Der brennende Acker

Deutschland 1921/1922 Spielfilm

Der brennende Acker


J–s., Film-Kurier, Nr.55, 9.3.1922


(... Die) Geschichte, die Willy Haas, Thea von Harbou und Arthur Rosen zu Verfassern hat, füllt gutgeschlossene sechs Akte, und sie komprimiert das an sich schlichte Geschehen zu einer solchen widerspruchslosen Schärfe, die Knoten ziehen sich so berechnet zu gleicher Zeit zusammen, daß die Fehlspekulationen des Manuskriptes dahinter verschwinden. Diese Fehler liegen in der praktischen Unmöglichkeit der Geschehnisse einerseits – man kann nicht ganz allein und ohne jedes Mitwissen der Landschaft und der Ehefrau Petroleum erbohren –, und in gewissen Charakterzügen der handelnden nichtbäuerlichen Personen andererseits. Es ist u.a. nicht zu begreifen, ob der Ehrgeizige, der sich zur Brutalität gegenüber Gerda steigert, nicht eine plausible Verständigung mit Helga gefunden hätte: das Aneinandervorbeirasen im Bilde ist seine psychologische Begründung für eine Haltung, die die Kundgebung eines Charakters, sein elementarster Ausfluß sein und entscheidend für den ganzen Konflikt werden soll.

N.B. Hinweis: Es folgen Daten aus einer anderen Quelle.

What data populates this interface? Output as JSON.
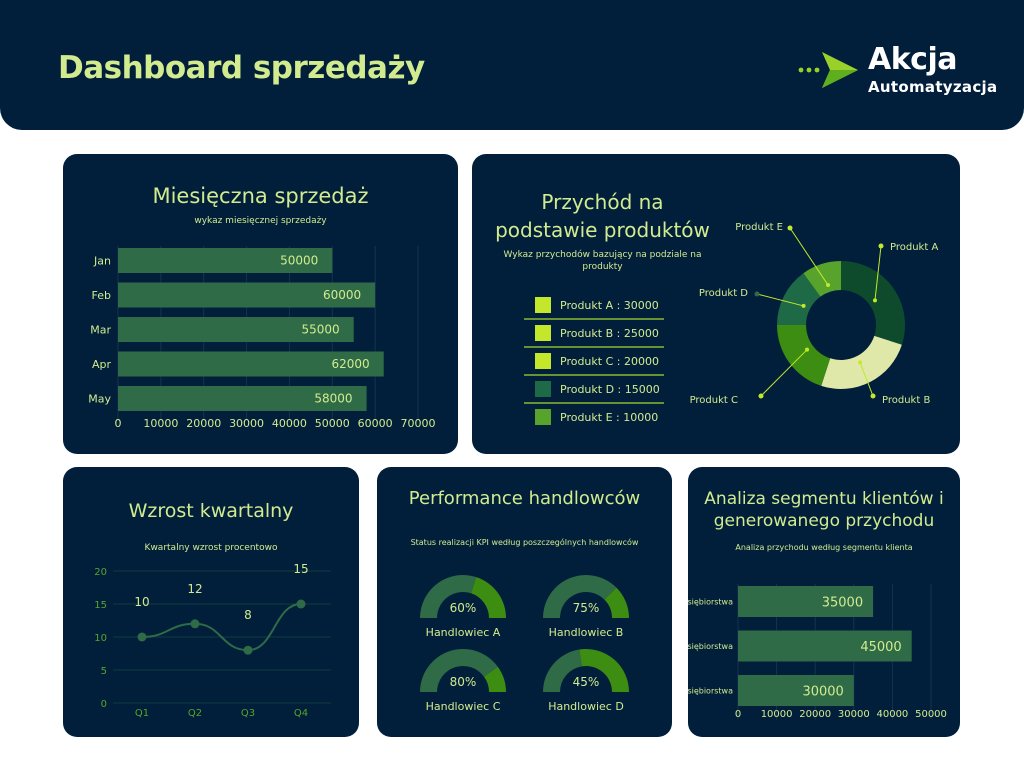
{
  "header": {
    "title": "Dashboard sprzedaży",
    "logo_line1": "Akcja",
    "logo_line2": "Automatyzacja"
  },
  "colors": {
    "navy": "#011f3b",
    "lime": "#d2eb8f",
    "bar_green": "#2e6b46",
    "dark_green": "#0e4b2d",
    "pale_green": "#dfe8a8",
    "mid_green": "#3d8d12",
    "teal_green": "#1f6a46",
    "light_green": "#58a32c",
    "swatch_lime": "#c3e82b"
  },
  "monthly": {
    "title": "Miesięczna sprzedaż",
    "subtitle": "wykaz miesięcznej sprzedaży"
  },
  "products": {
    "title_line1": "Przychód na",
    "title_line2": "podstawie produktów",
    "subtitle_line1": "Wykaz przychodów bazujący na podziale na",
    "subtitle_line2": "produkty",
    "legend": [
      "Produkt A : 30000",
      "Produkt B : 25000",
      "Produkt C : 20000",
      "Produkt D : 15000",
      "Produkt E : 10000"
    ]
  },
  "quarterly": {
    "title": "Wzrost kwartalny",
    "subtitle": "Kwartalny wzrost procentowo"
  },
  "performance": {
    "title": "Performance handlowców",
    "subtitle": "Status realizacji KPI według poszczególnych handlowców"
  },
  "segments": {
    "title_line1": "Analiza segmentu klientów i",
    "title_line2": "generowanego przychodu",
    "subtitle": "Analiza przychodu według segmentu klienta"
  },
  "chart_data": [
    {
      "type": "bar",
      "orientation": "horizontal",
      "categories": [
        "Jan",
        "Feb",
        "Mar",
        "Apr",
        "May"
      ],
      "values": [
        50000,
        60000,
        55000,
        62000,
        58000
      ],
      "title": "Miesięczna sprzedaż",
      "xlim": [
        0,
        70000
      ],
      "xticks": [
        "0",
        "10000",
        "20000",
        "30000",
        "40000",
        "50000",
        "60000",
        "70000"
      ]
    },
    {
      "type": "pie",
      "style": "donut",
      "categories": [
        "Produkt A",
        "Produkt B",
        "Produkt C",
        "Produkt D",
        "Produkt E"
      ],
      "values": [
        30000,
        25000,
        20000,
        15000,
        10000
      ],
      "title": "Przychód na podstawie produktów"
    },
    {
      "type": "line",
      "categories": [
        "Q1",
        "Q2",
        "Q3",
        "Q4"
      ],
      "values": [
        10,
        12,
        8,
        15
      ],
      "title": "Wzrost kwartalny",
      "ylim": [
        0,
        20
      ],
      "yticks": [
        "0",
        "5",
        "10",
        "15",
        "20"
      ]
    },
    {
      "type": "gauge",
      "categories": [
        "Handlowiec A",
        "Handlowiec B",
        "Handlowiec C",
        "Handlowiec D"
      ],
      "values": [
        60,
        75,
        80,
        45
      ],
      "labels": [
        "60%",
        "75%",
        "80%",
        "45%"
      ],
      "title": "Performance handlowców"
    },
    {
      "type": "bar",
      "orientation": "horizontal",
      "categories": [
        "Małe przedsiębiorstwa",
        "Średnie przedsiębiorstwa",
        "Duże przedsiębiorstwa"
      ],
      "values": [
        35000,
        45000,
        30000
      ],
      "title": "Analiza segmentu klientów i generowanego przychodu",
      "xlim": [
        0,
        50000
      ],
      "xticks": [
        "0",
        "10000",
        "20000",
        "30000",
        "40000",
        "50000"
      ]
    }
  ]
}
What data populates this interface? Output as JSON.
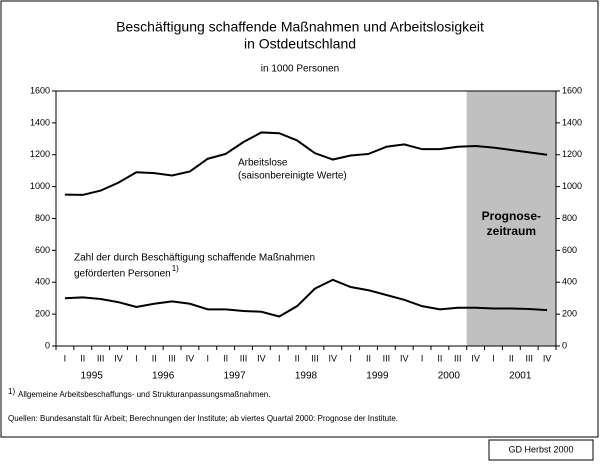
{
  "chart_data": {
    "type": "line",
    "title": [
      "Beschäftigung schaffende Maßnahmen und Arbeitslosigkeit",
      "in Ostdeutschland"
    ],
    "subtitle": "in 1000 Personen",
    "categories": [
      "I",
      "II",
      "III",
      "IV",
      "I",
      "II",
      "III",
      "IV",
      "I",
      "II",
      "III",
      "IV",
      "I",
      "II",
      "III",
      "IV",
      "I",
      "II",
      "III",
      "IV",
      "I",
      "II",
      "III",
      "IV",
      "I",
      "II",
      "III",
      "IV"
    ],
    "years": [
      "1995",
      "1996",
      "1997",
      "1998",
      "1999",
      "2000",
      "2001"
    ],
    "series": [
      {
        "name": "Arbeitslose",
        "sublabel": "(saisonbereinigte Werte)",
        "color": "#000000",
        "values": [
          950,
          948,
          975,
          1025,
          1090,
          1085,
          1070,
          1095,
          1175,
          1205,
          1280,
          1340,
          1335,
          1290,
          1210,
          1170,
          1195,
          1205,
          1250,
          1265,
          1235,
          1235,
          1250,
          1255,
          1245,
          1230,
          1215,
          1200
        ]
      },
      {
        "name": "Zahl der durch Beschäftigung schaffende Maßnahmen",
        "sublabel": "geförderten Personen",
        "footnote_ref": "1)",
        "color": "#000000",
        "values": [
          300,
          305,
          295,
          275,
          245,
          265,
          280,
          265,
          230,
          230,
          220,
          215,
          185,
          250,
          360,
          415,
          370,
          350,
          320,
          290,
          250,
          230,
          240,
          240,
          235,
          235,
          232,
          225
        ]
      }
    ],
    "ylim": [
      0,
      1600
    ],
    "yticks": [
      0,
      200,
      400,
      600,
      800,
      1000,
      1200,
      1400,
      1600
    ],
    "y2lim": [
      0,
      1600
    ],
    "y2ticks": [
      0,
      200,
      400,
      600,
      800,
      1000,
      1200,
      1400,
      1600
    ],
    "forecast": {
      "label": [
        "Prognose-",
        "zeitraum"
      ],
      "start_index": 23,
      "color": "#c0c0c0"
    },
    "footnote": {
      "ref": "1)",
      "text": "Allgemeine Arbeitsbeschaffungs- und Strukturanpassungsmaßnahmen."
    },
    "source": "Quellen: Bundesanstalt für Arbeit; Berechnungen der Institute; ab viertes Quartal 2000: Prognose der Institute.",
    "badge": "GD Herbst 2000"
  }
}
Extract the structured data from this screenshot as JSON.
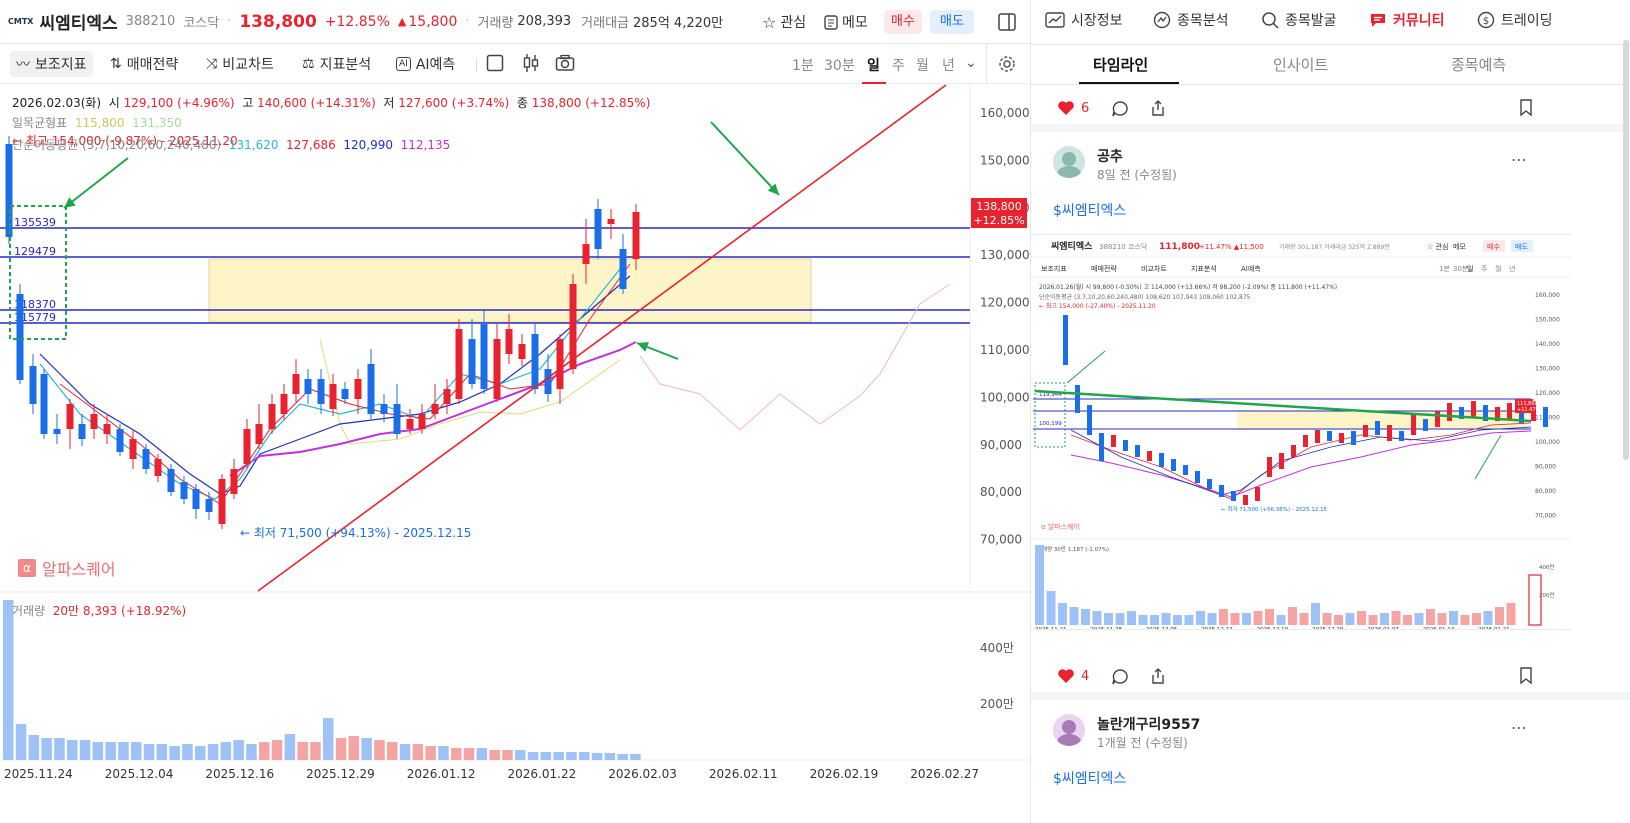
{
  "stock": {
    "logo": "CMTX",
    "name": "씨엠티엑스",
    "code": "388210",
    "market": "코스닥",
    "price": "138,800",
    "change_pct": "+12.85%",
    "change_arrow": "▲",
    "change_abs": "15,800",
    "volume_label": "거래량",
    "volume": "208,393",
    "value_label": "거래대금",
    "value": "285억 4,220만"
  },
  "header_actions": {
    "watch": "관심",
    "memo": "메모",
    "buy": "매수",
    "sell": "매도"
  },
  "toolbar": {
    "indicators": "보조지표",
    "strategy": "매매전략",
    "compare": "비교차트",
    "analysis": "지표분석",
    "ai": "AI예측",
    "periods": [
      "1분",
      "30분",
      "일",
      "주",
      "월",
      "년"
    ]
  },
  "chart_info": {
    "date": "2026.02.03(화)",
    "open_label": "시",
    "open": "129,100 (+4.96%)",
    "high_label": "고",
    "high": "140,600 (+14.31%)",
    "low_label": "저",
    "low": "127,600 (+3.74%)",
    "close_label": "종",
    "close": "138,800 (+12.85%)",
    "ichimoku_label": "일목균형표",
    "ichimoku_1": "115,800",
    "ichimoku_2": "131,350",
    "max_label": "← 최고 154,000 (-9.87%) - 2025.11.20",
    "ma_label": "단순이동평균 (3,7,10,20,60,240,480)",
    "ma_values": [
      "131,620",
      "127,686",
      "120,990",
      "112,135"
    ],
    "min_label": "← 최저 71,500 (+94.13%) - 2025.12.15",
    "watermark": "알파스퀘어",
    "volume_label": "거래량",
    "volume_value": "20만 8,393 (+18.92%)"
  },
  "price_axis": [
    "160,000",
    "150,000",
    "140,000",
    "130,000",
    "120,000",
    "110,000",
    "100,000",
    "90,000",
    "80,000",
    "70,000"
  ],
  "current_price_tag": {
    "price": "138,800",
    "pct": "+12.85%"
  },
  "volume_axis": [
    "400만",
    "200만"
  ],
  "date_axis": [
    "2025.11.24",
    "2025.12.04",
    "2025.12.16",
    "2025.12.29",
    "2026.01.12",
    "2026.01.22",
    "2026.02.03",
    "2026.02.11",
    "2026.02.19",
    "2026.02.27"
  ],
  "level_lines": [
    "135539",
    "129479",
    "118370",
    "115779"
  ],
  "colors": {
    "up": "#e8232f",
    "down": "#1a6ee8",
    "accent": "#e8232f",
    "annotation": "#1fa64a"
  },
  "right_nav": [
    "시장정보",
    "종목분석",
    "종목발굴",
    "커뮤니티",
    "트레이딩"
  ],
  "right_tabs": [
    "타임라인",
    "인사이트",
    "종목예측"
  ],
  "posts": [
    {
      "likes": "6"
    },
    {
      "author": "공추",
      "time": "8일 전 (수정됨)",
      "tag": "$씨엠티엑스",
      "likes": "4"
    },
    {
      "author": "놀란개구리9557",
      "time": "1개월 전 (수정됨)",
      "tag": "$씨엠티엑스"
    }
  ],
  "embedded": {
    "name": "씨엠티엑스",
    "code": "388210",
    "market": "코스닥",
    "price": "111,800",
    "change_pct": "+11.47%",
    "change_abs": "▲11,500",
    "volume": "거래량 301,187",
    "value": "거래대금 325억 2,889만",
    "watch": "관심",
    "memo": "메모",
    "buy": "매수",
    "sell": "매도",
    "toolbar": [
      "보조지표",
      "매매전략",
      "비교차트",
      "지표분석",
      "AI예측"
    ],
    "periods": [
      "1분",
      "30분",
      "일",
      "주",
      "월",
      "년"
    ],
    "info": "2026.01.26(월)  시 99,800 (-0.50%)  고 114,000 (+13.66%)  저 98,200 (-2.09%)  종 111,800 (+11.47%)",
    "ma": "단순이동평균 (3,7,10,20,60,240,480)  108,620  107,943  108,060  102,875",
    "max": "← 최고 154,000 (-27.40%) - 2025.11.20",
    "min": "← 최저 71,500 (+56.36%) - 2025.12.15",
    "watermark": "알파스퀘어",
    "volume_label": "거래량  30만 1,187 (-1.07%)",
    "price_axis": [
      "160,000",
      "150,000",
      "140,000",
      "130,000",
      "120,000",
      "110,000",
      "100,000",
      "90,000",
      "80,000",
      "70,000"
    ],
    "levels": [
      "119,944",
      "100,199"
    ],
    "tag_price": "111,800",
    "tag_pct": "+11.47%",
    "volume_axis": [
      "400만",
      "200만"
    ],
    "date_axis": [
      "2025.11.21",
      "2025.11.28",
      "2025.12.05",
      "2025.12.12",
      "2025.12.19",
      "2025.12.29",
      "2026.01.07",
      "2026.01.14",
      "2026.01.21"
    ]
  }
}
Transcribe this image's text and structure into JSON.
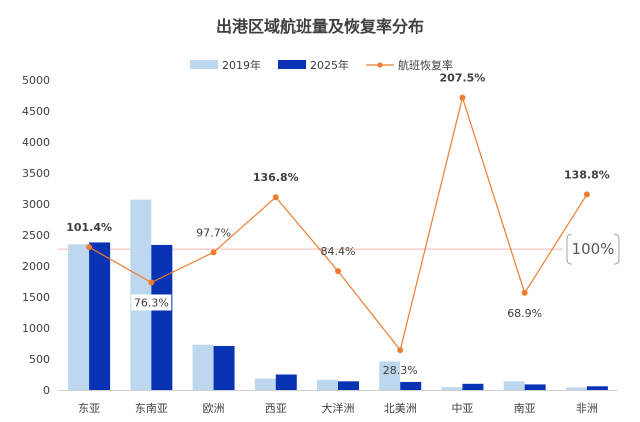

Das jedoch sind Einwände für die Produktion; das Publikum selbst wird durch diese geringfügigen Beeinträchtigungen der inneren Notwendigkeiten nicht berührt, weil – wie gesagt – die Schärfe der Ereignisse widerspruchslos mit fortreißt. F. W. Murnau hat eine sympathische Regie geführt, er gibt im ersten Akt einen famosen Bildschnitt, der durch eine fast kontinuierlich wirkende Bildfolge in die thematische Komplikation hineinführt und sehr geschmackvoll jede banale Kontrastierung des bäuerlichen und des aristokratischen Milieus vermeidet. Die im Bilde einmal begonnen Bewegungen werden in den Großaufnahmen sehr sorgfältig weiter fortgeführt, so daß auch die Großbilder trotz ihrer Häufigkeit nicht stören. Die Blenden sind vor allem im Tempo gut angewendet, auch die Ausweitung der exzentrisch angebrachten Iris über das ganze Bildfeld und die konvexe Vorhangblende bringen eine hübsche technische Abwechslung. Nur selten wird allzu fühlbar vor dem Apparat gespielt, und nur einmal – vor dem Titel "Das wäre ein Ziel" – ist die Bildbindung unterlassen: das bebaute Fabrikgelände hätte überblendet werden sollen, anstatt ganz abrupt zu kommen. Die Bildtitel selbst sind ganz vorzüglich; hier hat eine literarische Hand des Amtes gewaltet.

Die Darstellung ist samt und sonders zu loben: Eugen Klöpfer ist als Peter Rog ein Prachtmensch von einem Bauer, schlechterdings nicht zu übertreffen in seiner knorrigen Weichheit. Dieser Mensch ist wunderschön. Wladimir Gaidarow ist der ehrgeizige Johannes, krankhaft in seiner Überspannung, nervenbewegt und fesselnd schon im Gehaben. Dann etwas zusammenfassend Werner Krauß, Eduard von Winterstein, Alfred Abel – sämtlich blutvoll und lebendig, fest umrissen im Charakteristischen, sehr sorgfältig im bildhaften Ausdruck. Stella Arbenina als Helga: sehr schön, sehr gut. Sie läßt bei unbewegtem Gesicht das Innere erraten, was nur wenigen Darstellern gegeben ist, und sie krampft sich leidend und vernichtend zusammen, im Kampf mit der Stieftochter geradezu erschütternd. Hier hat auch Lya de Putti als Gerda ihre stärksten Momente, in denen sie aus dem Figürchen ins Menschliche hinaustritt. Und ebenbürtig ist der Rest der Darsteller ...

Die Bauten von Rochus Gliese wirken nicht nur, nein, sie sind echt. Ein lautes Bravo! Und die Photograpie von Karl Freund und Frikarno Wagner bedarf keiner Anerkennung. Hier schweben Naturstimmungen im Bilde fort, und die Festhaltung der zarten Schneelandschaften unter hellem Himmel und mit leuchtend weißen Gesichtern der Darsteller ist echtes Können! Weiter auf diesem Wege!